The stock market has recently made new highs, and investors have to wonder – given the prolonged and consistent rally – if now is the right time to reduce exposure. As always, it makes sense to take a step back and consider the evidence in order to determine the proper course.
In August, I mentioned that three common sources of financial disturbance – fiscal policy contractions, monetary policy tightening, and financial crises – all appeared to be in check at the moment. Generally speaking, not much has changed over the past few months. The odds of a December rate hike by the Fed have gone up and the yield curve has flattened, but the big picture remains the same. If anything, the stock market’s strong performance over the summer should be a source of comfort for investors. Historically, the period from May through October is usually the weakest stretch of the year for equity markets (which gives rise to the expression “sell in May and go away”). However, as pointed out by The Fat Pitch, when the S&P 500 manages to go up by 5% or more during this period, the market extends those gains over the following six months around 90% of the time. Since the S&P 500 was up over 8% from May through October, this suggests that the market may be poised for further advances.

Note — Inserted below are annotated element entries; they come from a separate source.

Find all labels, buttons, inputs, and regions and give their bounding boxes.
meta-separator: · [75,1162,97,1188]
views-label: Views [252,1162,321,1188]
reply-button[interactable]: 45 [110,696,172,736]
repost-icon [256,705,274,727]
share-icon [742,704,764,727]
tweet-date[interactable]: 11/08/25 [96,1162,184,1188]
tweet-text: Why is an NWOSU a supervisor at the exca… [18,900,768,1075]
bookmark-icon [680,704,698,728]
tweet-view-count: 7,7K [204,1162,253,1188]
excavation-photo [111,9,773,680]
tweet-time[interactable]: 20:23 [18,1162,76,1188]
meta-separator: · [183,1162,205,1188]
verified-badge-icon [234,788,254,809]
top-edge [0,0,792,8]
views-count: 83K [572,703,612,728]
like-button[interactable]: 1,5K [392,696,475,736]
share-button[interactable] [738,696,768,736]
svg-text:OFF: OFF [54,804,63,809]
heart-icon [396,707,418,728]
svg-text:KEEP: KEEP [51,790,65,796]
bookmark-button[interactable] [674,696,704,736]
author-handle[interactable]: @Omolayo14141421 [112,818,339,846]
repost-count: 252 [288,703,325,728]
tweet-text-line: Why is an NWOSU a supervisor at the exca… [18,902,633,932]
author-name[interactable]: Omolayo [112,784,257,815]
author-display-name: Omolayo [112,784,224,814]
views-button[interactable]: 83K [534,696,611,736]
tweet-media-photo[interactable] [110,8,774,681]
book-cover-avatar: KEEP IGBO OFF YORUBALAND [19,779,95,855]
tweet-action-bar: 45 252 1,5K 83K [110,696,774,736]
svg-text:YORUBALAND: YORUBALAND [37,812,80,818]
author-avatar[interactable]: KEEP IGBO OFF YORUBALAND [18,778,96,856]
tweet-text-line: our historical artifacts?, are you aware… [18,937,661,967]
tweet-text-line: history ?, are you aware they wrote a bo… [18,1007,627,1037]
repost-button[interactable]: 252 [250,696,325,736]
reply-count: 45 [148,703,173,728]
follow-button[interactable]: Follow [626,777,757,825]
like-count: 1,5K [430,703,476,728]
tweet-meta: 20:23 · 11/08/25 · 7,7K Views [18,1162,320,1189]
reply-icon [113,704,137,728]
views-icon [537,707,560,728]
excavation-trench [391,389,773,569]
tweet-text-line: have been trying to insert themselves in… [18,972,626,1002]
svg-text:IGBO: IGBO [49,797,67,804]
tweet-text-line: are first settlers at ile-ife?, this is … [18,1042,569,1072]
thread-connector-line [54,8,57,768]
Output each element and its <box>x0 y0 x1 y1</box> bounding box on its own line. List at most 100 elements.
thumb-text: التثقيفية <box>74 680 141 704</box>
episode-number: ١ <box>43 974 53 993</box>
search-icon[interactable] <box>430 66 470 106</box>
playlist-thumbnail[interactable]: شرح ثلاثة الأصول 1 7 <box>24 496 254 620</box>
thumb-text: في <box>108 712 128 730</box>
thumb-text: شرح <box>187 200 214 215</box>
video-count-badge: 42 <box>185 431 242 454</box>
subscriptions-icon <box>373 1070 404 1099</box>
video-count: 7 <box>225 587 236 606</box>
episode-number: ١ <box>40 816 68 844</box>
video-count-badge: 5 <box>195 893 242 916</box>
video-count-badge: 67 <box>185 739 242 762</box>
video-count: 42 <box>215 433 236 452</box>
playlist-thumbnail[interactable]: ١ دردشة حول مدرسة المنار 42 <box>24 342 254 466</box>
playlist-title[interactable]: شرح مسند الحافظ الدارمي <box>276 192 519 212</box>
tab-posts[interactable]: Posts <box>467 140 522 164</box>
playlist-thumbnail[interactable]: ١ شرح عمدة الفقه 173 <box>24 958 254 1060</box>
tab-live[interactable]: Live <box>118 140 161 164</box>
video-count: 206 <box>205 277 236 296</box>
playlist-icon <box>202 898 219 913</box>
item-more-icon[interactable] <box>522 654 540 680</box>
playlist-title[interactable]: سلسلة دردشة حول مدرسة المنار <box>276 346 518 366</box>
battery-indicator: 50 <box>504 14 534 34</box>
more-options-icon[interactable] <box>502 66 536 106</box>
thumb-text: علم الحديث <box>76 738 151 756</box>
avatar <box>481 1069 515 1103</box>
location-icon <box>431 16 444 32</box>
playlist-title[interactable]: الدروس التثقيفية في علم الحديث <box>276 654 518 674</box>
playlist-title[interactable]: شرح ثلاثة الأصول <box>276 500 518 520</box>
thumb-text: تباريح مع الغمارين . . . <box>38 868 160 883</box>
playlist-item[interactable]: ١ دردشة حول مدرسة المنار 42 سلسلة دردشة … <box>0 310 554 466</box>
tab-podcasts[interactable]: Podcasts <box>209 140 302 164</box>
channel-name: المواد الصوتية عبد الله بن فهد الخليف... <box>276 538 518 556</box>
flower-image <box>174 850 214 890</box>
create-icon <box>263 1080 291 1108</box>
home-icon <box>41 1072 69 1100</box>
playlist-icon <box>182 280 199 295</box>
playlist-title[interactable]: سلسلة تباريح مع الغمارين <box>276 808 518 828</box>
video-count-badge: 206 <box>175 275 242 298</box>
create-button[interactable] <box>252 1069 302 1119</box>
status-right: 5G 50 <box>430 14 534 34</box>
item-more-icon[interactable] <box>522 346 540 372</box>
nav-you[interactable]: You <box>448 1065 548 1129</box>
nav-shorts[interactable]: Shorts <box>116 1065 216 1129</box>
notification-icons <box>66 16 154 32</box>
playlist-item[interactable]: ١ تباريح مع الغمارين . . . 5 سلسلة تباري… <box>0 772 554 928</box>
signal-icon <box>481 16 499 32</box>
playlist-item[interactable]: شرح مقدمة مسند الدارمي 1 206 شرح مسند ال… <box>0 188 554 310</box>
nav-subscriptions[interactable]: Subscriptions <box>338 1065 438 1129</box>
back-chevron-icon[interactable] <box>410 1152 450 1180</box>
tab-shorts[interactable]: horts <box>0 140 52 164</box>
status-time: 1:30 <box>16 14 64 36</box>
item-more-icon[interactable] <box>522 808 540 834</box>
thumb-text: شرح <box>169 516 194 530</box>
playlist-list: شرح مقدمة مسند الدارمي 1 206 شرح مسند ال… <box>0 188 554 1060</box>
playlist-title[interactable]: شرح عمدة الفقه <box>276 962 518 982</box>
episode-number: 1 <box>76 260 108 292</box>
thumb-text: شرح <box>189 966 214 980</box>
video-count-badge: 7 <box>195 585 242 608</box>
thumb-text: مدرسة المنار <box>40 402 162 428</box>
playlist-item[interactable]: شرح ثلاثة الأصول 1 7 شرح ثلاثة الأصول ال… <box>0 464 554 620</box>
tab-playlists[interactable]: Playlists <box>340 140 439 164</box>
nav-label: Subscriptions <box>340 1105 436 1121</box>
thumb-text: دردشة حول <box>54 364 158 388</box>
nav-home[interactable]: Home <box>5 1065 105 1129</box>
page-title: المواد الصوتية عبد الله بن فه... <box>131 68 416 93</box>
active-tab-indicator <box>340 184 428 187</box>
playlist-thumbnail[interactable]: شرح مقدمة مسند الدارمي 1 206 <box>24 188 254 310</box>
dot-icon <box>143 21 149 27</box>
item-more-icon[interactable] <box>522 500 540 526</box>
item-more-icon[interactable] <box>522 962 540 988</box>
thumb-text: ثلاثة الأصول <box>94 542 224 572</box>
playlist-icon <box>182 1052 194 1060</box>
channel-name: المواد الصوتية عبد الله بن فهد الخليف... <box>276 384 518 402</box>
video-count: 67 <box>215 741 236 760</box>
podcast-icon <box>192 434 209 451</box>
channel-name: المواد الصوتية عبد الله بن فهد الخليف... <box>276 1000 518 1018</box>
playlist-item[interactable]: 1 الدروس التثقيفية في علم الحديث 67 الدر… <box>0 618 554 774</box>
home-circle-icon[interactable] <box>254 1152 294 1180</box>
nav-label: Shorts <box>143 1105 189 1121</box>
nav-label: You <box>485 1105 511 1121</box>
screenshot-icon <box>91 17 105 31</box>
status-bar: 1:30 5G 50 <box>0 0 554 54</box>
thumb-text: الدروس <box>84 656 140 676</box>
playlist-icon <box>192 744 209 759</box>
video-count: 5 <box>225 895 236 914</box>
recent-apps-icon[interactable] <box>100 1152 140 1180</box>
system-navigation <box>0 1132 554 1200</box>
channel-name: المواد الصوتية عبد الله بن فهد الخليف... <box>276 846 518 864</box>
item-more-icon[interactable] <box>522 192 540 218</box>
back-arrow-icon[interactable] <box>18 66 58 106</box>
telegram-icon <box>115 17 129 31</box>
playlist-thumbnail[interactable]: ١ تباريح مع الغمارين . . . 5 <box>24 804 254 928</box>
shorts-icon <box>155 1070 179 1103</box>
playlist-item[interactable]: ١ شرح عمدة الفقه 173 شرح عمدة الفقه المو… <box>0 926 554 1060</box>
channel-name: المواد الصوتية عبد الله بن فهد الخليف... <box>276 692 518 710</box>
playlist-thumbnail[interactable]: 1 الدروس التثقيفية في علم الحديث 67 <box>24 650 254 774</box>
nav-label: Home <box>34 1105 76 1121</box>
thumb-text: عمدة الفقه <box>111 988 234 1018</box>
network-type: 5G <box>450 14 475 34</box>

In terms of economic fundamentals, a useful tool for reviewing market-related worries is Citigroup’s Bear Market Checklist. This is a list of 18 factors that examine global equity valuations, the yield curve, investor sentiment, corporate behavior, profitability, and balance sheets, to assess the likelihood of a serious financial downturn. This list has a pretty good record for highlighting potentially treacherous investing environments: In 2000, 17 of the measures suggested the market rally was unsustainable; in 2007, 13 factors were sounding alarm bells. As of the end of October, only 3 of the 18 factors are indicating that investors should be concerned. This provides further confirmation that the market isn’t at a precipice.
While no market cycle is ever exactly alike, market peaks are normally accompanied by investor euphoria that leads to an exhaustive market rally. Look at the bull market during the 1990’s relative to the current progression:
Note that over the last two years of the rally in the 1990’s, the market advanced close to 40%. This is worth remembering because investors need to consider that, even though there has already been a prolonged rally, there may be substantial upside remaining before the eventual peak.
Rallies don’t die of old age; a change in the economic or macro climate is required. While some of the events that cause markets to fall may only be understood or appreciated in hindsight (that is, after the market has already collapsed), there are many avenues for examining the factors that can give us evidence-based warning signs. Currently, there appear to be few such alarms. This doesn’t mean that the market is set for smooth sailing. There have been four 10% corrections during this current bull market and further volatility should be expected, but until there is a fundamental change in the investing landscape, investors should likely maintain their base equity exposures.